Are you becoming victim of Snapchat dysmorphia? A new viewpoint article revealed the dangerous effects of smartphone photo filters on mental health conditions such as body dysmorphic disorder and body image issues.
Body dysmorphic disorder is a mental disorder affecting approximately 1.7% to 2.4% of the population. The condition is categorized as part of the obsessive-compulsive spectrum.
People living with BDD intensely obsess for many hours over minor or nonexistent flaws in their appearance, repeatedly checking the mirror, or grooming or seeking reassurance. This frequent behavior causes significant distress and impacts their ability to function in their daily life.
Some of the people with BDD have a story of unnecessary or repeated cosmetic surgeries. This kind of disorder has been linked with major depression, obsessive-compulsive disorder, and suicidal tendencies.
Unfortunately, the actual reason behind BDD is not clear yet, though the researchers believe that factors including genetics and neurobiological issues like a faulty processing of the neurotransmitter serotonin are causes the condition.
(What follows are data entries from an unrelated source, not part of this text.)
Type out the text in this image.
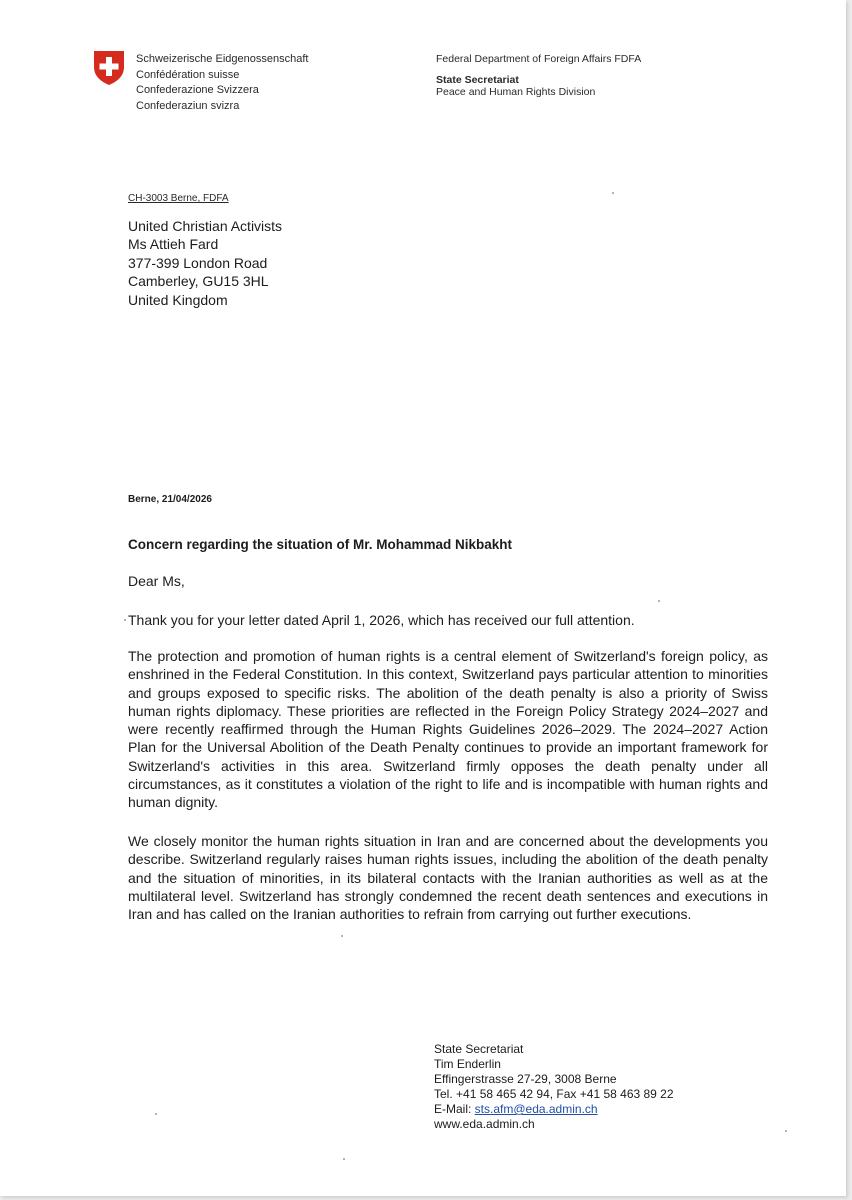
Schweizerische Eidgenossenschaft
Confédération suisse
Confederazione Svizzera
Confederaziun svizra
Federal Department of Foreign Affairs FDFA
State Secretariat
Peace and Human Rights Division
CH-3003 Berne, FDFA
United Christian Activists
Ms Attieh Fard
377-399 London Road
Camberley, GU15 3HL
United Kingdom
Berne, 21/04/2026
Concern regarding the situation of Mr. Mohammad Nikbakht
Dear Ms,
Thank you for your letter dated April 1, 2026, which has received our full attention.
The protection and promotion of human rights is a central element of Switzerland's foreign policy, as enshrined in the Federal Constitution. In this context, Switzerland pays particular attention to minorities and groups exposed to specific risks. The abolition of the death penalty is also a priority of Swiss human rights diplomacy. These priorities are reflected in the Foreign Policy Strategy 2024–2027 and were recently reaffirmed through the Human Rights Guidelines 2026–2029. The 2024–2027 Action Plan for the Universal Abolition of the Death Penalty continues to provide an important framework for Switzerland's activities in this area. Switzerland firmly opposes the death penalty under all circumstances, as it constitutes a violation of the right to life and is incompatible with human rights and human dignity.
We closely monitor the human rights situation in Iran and are concerned about the developments you describe. Switzerland regularly raises human rights issues, including the abolition of the death penalty and the situation of minorities, in its bilateral contacts with the Iranian authorities as well as at the multilateral level. Switzerland has strongly condemned the recent death sentences and executions in Iran and has called on the Iranian authorities to refrain from carrying out further executions.
State Secretariat
Tim Enderlin
Effingerstrasse 27-29, 3008 Berne
Tel. +41 58 465 42 94, Fax +41 58 463 89 22
E-Mail: sts.afm@eda.admin.ch
www.eda.admin.ch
Written by researchers at the Boston Medical Center (BMC) in Massachusetts, a new article adds a new risk factor: selfies.
“The pervasiveness of these filtered images can take a toll on one’s self-esteem, make one feel inadequate for not looking a certain way in the real world, and may even act as a trigger and lead to BDD,” wrote Susruthi Rajanala, first author of the viewpoint.
“A new phenomenon called ‘Snapchat dysmorphia’ has popped up where patients are seeking out surgery to help them appear like the filtered versions of themselves,” co-author Dr. Neelam Vash commented.